Said Hare: “Those of us who’ve had the virus know you don’t under any circumstances ignore it. What helped me survive were pure luck and the assiduous expert care of my first-class GP. These things only, not my fabled resources and character.”
There is growing fury here that the government took so long to impose a lockdown after knowing for several weeks that the pandemic would sweep across Britain, Europe and the rest of the world.
Now Health Minister Mat Hancock has told the public the government didn’t join up with the European Union to obtain essential medical equipment to deal with the crisis because the EU sent an email to the wrong address.
The former Labour Party adviser, Ayeshe Hazarika said on the BBC’s The World this Weekend on April 20, 2020 that the old Etonian and former hell-raiser in the Oxford University Bullingdon Club, Boris Johnson, when he returns to work, must be more serious.
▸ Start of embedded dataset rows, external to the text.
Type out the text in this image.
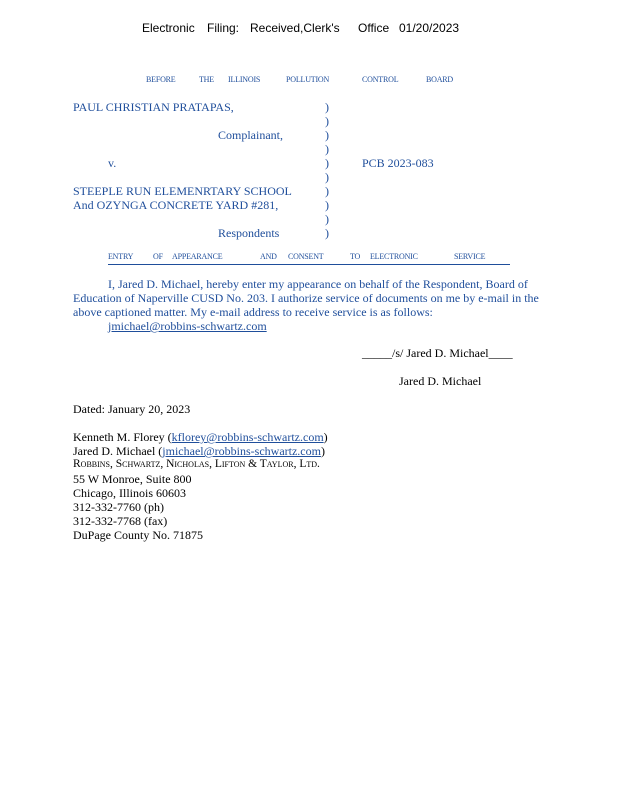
Electronic Filing: Received,Clerk's Office 01/20/2023
BEFORE	THE ILLINOIS	POLLUTION	CONTROL	BOARD
PAUL CHRISTIAN PRATAPAS,
Complainant,
v.	PCB 2023-083
STEEPLE RUN ELEMENRTARY SCHOOL
And OZYNGA CONCRETE YARD #281,
Respondents
)
)
)
)
)
)
)
)
)
)
ENTRY OF APPEARANCE	AND CONSENT	TO ELECTRONIC	SERVICE
I, Jared D. Michael, hereby enter my appearance on behalf of the Respondent, Board of
Education of Naperville CUSD No. 203. I authorize service of documents on me by e-mail in the
above captioned matter. My e-mail address to receive service is as follows:
jmichael@robbins-schwartz.com
_____/s/ Jared D. Michael____
Jared D. Michael
Dated: January 20, 2023
Kenneth M. Florey (kflorey@robbins-schwartz.com)
Jared D. Michael (jmichael@robbins-schwartz.com)
Robbins, Schwartz, Nicholas, Lifton & Taylor, Ltd.
55 W Monroe, Suite 800
Chicago, Illinois 60603
312-332-7760 (ph)
312-332-7768 (fax)
DuPage County No. 71875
The Bullingdon Club is a private all-male dining club for Oxford University students. It is known for its wealthy members, grand banquets, boisterous rituals, and occasionally bad behaviour, including vandalism of restaurants and students’ rooms.
Boris (front row far right) at the Bullingdon Club
The story goes that once in, you never leave it.
Life is treated as one long boisterous upper-class joke.
She said: “He is very much a good time guy. He’s good at slogans. There’s an arrogant jolliness about him. He likes a drink. He likes the women. He likes his joking around. But we’re in this very, very serious situation . . .”
She said that ordinary people in Britain are beginning to feel a sense of frustration “about the style of leadership we’re seeing, or not seeing, from the prime minister right now.”
She said that even when the pandemic ends or flattens out to such an extent the lockdown can be lifted “you’re looking at a situation where people have suffered emotional traumas because of grief and also everything they ever worked for . . . I don’t think that just going to be fired up in a kind of supine way by the Boris Clown Act.“
She added:” People are not stupid. People will remember what happened at the beginning of this pandemic.
“It does look like we‘re pretty late to the party in terms of the lockdown. I don’t think the public will just be benign and benevolent. I think there could and there may well be some public anger. If I was him, I wouldn’t rest on my laurels.
“I think we haven’t even begun to see how bad this crisis is really going to get.”